Nyoman juga menanggapi kritik dari kalangan arsitek yang dianggapnya muncul karena persaingan dalam kompetisi desain. Menurutnya, desain Garuda dipilih melalui proses kompetisi yang ketat, sehingga setiap pihak yang berkompetisi harus menerima hasilnya dengan lapang dada.
Lebih lanjut, Nyoman menjelaskan bahwa warna pada Istana Garuda, terutama di bagian depan, akan mengalami perubahan seiring waktu.
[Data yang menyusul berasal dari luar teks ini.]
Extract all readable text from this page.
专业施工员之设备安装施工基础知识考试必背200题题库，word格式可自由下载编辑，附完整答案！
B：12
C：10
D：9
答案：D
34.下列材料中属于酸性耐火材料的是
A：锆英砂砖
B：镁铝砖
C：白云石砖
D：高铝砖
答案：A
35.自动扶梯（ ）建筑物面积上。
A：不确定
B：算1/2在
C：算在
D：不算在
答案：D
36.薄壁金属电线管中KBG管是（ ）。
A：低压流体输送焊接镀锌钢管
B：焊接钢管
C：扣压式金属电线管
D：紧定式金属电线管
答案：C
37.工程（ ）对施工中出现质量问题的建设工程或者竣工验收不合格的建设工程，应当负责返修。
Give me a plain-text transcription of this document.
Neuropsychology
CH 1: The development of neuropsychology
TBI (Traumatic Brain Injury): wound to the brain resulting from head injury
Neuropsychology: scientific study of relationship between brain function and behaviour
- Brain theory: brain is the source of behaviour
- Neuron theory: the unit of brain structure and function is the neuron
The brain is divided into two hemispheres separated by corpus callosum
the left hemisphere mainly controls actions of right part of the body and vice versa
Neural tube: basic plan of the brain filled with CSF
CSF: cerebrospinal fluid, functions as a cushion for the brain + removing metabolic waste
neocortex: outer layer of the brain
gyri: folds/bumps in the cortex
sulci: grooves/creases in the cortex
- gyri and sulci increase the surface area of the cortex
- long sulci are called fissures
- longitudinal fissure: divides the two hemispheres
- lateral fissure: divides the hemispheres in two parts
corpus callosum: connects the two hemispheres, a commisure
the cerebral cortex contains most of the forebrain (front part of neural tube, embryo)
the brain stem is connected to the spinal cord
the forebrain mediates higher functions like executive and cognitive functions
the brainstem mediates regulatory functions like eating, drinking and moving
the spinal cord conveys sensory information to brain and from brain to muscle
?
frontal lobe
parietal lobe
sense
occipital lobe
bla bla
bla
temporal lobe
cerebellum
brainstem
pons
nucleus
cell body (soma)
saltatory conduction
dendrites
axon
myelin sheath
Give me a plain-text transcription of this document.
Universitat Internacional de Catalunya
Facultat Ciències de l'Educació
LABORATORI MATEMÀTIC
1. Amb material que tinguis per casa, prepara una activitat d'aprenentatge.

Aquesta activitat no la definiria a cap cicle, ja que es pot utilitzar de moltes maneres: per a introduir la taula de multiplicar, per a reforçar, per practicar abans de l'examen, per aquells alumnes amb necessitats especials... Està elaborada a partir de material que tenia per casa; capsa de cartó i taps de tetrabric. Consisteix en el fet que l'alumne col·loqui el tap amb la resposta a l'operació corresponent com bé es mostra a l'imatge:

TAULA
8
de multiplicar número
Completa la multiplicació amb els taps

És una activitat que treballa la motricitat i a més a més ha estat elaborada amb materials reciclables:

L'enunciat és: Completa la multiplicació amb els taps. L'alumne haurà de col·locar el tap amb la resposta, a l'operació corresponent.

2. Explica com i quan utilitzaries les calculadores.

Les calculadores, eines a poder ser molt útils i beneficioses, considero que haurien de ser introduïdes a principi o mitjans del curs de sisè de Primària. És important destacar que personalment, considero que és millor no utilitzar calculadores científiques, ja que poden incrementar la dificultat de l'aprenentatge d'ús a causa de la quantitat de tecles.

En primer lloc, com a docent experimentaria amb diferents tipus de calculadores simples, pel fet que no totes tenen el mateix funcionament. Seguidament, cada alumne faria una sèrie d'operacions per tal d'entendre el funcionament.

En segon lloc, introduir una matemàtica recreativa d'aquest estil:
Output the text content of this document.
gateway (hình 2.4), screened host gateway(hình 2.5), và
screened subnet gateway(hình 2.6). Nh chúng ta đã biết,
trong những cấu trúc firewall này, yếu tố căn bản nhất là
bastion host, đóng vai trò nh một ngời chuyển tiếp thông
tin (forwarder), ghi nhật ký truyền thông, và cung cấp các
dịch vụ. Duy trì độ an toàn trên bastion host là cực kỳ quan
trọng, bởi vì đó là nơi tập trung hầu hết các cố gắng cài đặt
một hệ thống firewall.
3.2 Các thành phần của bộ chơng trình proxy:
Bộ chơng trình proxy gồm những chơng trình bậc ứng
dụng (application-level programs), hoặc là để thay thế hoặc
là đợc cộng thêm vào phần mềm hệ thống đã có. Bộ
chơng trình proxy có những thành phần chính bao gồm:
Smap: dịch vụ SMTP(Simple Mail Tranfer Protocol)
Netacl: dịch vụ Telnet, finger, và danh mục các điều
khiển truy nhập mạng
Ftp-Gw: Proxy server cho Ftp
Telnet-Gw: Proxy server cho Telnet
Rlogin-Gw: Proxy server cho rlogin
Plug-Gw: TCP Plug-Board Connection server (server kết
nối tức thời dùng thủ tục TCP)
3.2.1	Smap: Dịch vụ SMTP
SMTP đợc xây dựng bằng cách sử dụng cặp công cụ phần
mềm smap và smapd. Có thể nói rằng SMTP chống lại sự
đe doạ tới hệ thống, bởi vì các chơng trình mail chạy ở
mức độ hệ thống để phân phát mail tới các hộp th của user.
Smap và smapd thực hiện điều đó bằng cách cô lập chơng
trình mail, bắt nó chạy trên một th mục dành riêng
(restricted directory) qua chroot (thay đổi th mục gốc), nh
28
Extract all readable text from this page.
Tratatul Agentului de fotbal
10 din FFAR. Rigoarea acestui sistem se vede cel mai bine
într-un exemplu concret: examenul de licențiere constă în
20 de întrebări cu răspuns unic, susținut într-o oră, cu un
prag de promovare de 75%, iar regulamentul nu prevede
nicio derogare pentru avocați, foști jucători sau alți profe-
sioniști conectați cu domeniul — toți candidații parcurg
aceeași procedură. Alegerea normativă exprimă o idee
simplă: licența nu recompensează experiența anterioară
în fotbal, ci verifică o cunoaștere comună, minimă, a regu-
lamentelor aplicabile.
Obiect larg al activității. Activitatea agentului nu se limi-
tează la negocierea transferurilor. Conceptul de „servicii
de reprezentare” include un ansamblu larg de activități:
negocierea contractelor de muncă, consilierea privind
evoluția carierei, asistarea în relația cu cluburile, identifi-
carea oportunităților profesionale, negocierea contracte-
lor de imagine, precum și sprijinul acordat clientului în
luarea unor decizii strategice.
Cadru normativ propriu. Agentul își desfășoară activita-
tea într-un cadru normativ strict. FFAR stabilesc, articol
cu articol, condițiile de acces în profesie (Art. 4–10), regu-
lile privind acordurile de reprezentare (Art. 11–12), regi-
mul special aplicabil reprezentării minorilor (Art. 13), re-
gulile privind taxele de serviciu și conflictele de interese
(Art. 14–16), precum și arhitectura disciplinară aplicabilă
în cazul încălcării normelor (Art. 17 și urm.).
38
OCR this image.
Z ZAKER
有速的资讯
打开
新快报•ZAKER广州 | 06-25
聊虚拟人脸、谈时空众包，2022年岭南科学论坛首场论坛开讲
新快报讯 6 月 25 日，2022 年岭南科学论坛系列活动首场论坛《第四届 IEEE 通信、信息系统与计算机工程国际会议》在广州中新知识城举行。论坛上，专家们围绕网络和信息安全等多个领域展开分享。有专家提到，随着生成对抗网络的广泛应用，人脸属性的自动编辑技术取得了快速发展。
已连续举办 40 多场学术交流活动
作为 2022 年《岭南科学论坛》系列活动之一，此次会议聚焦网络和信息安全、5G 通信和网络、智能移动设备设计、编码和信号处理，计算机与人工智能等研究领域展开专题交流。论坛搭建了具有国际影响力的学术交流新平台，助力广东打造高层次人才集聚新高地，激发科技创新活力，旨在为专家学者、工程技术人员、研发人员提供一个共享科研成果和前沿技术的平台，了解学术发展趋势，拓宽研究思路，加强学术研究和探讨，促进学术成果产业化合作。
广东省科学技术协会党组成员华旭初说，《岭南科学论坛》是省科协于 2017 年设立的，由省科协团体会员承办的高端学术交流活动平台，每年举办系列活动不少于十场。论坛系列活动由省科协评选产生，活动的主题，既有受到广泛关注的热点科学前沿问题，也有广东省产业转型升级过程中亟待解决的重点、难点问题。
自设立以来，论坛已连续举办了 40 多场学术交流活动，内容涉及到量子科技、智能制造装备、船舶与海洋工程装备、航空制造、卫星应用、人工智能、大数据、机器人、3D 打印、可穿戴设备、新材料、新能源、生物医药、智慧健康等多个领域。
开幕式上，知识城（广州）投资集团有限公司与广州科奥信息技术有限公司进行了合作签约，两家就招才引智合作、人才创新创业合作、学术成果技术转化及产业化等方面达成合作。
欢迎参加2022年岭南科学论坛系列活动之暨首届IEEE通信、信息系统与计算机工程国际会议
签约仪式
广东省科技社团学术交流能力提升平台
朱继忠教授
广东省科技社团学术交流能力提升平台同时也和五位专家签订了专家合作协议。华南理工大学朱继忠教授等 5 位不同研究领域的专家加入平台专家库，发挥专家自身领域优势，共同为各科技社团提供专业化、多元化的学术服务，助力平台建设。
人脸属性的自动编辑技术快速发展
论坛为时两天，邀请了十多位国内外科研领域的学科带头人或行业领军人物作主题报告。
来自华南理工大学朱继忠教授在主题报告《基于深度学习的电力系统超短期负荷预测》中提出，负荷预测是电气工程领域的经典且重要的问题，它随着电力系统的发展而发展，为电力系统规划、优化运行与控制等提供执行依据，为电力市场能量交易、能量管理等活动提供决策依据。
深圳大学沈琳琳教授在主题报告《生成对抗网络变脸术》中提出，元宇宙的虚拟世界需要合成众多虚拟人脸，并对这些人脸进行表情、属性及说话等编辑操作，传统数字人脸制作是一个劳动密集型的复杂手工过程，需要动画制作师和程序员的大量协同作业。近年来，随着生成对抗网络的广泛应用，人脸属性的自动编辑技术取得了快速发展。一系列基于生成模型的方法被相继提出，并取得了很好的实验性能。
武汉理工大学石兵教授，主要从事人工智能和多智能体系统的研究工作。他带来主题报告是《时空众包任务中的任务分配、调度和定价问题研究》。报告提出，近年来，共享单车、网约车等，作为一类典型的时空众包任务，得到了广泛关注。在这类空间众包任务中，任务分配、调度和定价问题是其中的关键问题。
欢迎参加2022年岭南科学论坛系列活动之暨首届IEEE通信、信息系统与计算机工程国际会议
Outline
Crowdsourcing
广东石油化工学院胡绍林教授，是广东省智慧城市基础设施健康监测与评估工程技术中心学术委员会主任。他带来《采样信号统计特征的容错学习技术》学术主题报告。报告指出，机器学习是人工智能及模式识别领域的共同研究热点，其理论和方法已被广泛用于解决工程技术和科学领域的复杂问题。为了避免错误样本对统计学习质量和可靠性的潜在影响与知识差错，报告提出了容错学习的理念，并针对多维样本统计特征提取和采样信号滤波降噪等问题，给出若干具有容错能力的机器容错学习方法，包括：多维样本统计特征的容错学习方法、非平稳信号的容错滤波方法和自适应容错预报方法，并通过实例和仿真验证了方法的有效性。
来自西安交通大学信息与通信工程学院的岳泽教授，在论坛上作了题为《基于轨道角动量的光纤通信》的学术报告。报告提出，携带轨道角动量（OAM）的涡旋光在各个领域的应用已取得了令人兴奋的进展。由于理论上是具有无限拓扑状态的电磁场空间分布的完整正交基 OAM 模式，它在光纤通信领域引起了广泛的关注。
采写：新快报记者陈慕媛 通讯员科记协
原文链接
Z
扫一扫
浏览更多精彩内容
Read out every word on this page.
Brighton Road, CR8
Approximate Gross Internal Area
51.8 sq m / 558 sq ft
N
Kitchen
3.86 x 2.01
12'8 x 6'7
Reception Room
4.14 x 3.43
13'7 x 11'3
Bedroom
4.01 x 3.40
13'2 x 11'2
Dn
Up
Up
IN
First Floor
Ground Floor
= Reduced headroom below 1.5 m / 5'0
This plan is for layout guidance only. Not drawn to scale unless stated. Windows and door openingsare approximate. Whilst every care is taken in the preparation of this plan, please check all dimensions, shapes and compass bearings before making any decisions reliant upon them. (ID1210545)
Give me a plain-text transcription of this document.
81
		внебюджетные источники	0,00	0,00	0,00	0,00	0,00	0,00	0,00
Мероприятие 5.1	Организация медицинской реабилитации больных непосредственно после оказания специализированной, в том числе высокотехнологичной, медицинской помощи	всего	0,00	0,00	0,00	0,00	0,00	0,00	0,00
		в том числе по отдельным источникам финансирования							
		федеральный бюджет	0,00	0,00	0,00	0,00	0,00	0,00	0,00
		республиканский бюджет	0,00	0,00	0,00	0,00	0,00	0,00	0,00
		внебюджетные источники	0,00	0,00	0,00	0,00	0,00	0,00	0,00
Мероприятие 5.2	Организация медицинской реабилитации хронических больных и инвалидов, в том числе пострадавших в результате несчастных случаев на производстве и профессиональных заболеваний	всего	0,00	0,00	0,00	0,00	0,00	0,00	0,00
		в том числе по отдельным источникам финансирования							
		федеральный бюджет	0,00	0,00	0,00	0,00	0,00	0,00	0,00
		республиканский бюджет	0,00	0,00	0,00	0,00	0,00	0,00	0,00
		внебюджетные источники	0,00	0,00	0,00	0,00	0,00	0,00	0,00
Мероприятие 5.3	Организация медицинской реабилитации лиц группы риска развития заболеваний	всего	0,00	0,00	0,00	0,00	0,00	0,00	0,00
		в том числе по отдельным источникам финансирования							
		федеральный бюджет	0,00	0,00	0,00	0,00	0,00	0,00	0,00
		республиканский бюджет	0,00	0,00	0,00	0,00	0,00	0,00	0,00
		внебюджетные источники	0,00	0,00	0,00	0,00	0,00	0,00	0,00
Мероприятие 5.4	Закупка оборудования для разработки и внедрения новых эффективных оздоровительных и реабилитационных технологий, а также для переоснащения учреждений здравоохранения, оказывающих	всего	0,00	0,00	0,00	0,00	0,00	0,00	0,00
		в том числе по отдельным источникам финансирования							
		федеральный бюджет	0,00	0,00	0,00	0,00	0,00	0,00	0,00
Proses ini, yang dikenal sebagai patina, akan membuat permukaan logam berubah menjadi hijau kebiruan, mirip dengan warna Garuda Wisnu Kencana (GWK) di Bali.
“Proses patina ini akan berlangsung dalam 1 sampai 2 tahun, di mana warna bilah baja akan berubah dari kemerahan menjadi lebih gelap,” jelasnya.
Ia juga menanggapi kritik mengenai bentuk kepala Garuda yang dianggap mistis. “Garuda tampak gagah dengan kepalanya yang menengok ke depan. Terserah bagaimana orang memaknainya,” kata Nyoman.
Dengan desain yang sudah dipilih, Nyoman berharap Istana Garuda dapat menjadi simbol pemersatu bangsa yang tidak menimbulkan perpecahan atau kecemburuan antar-suku di Indonesia.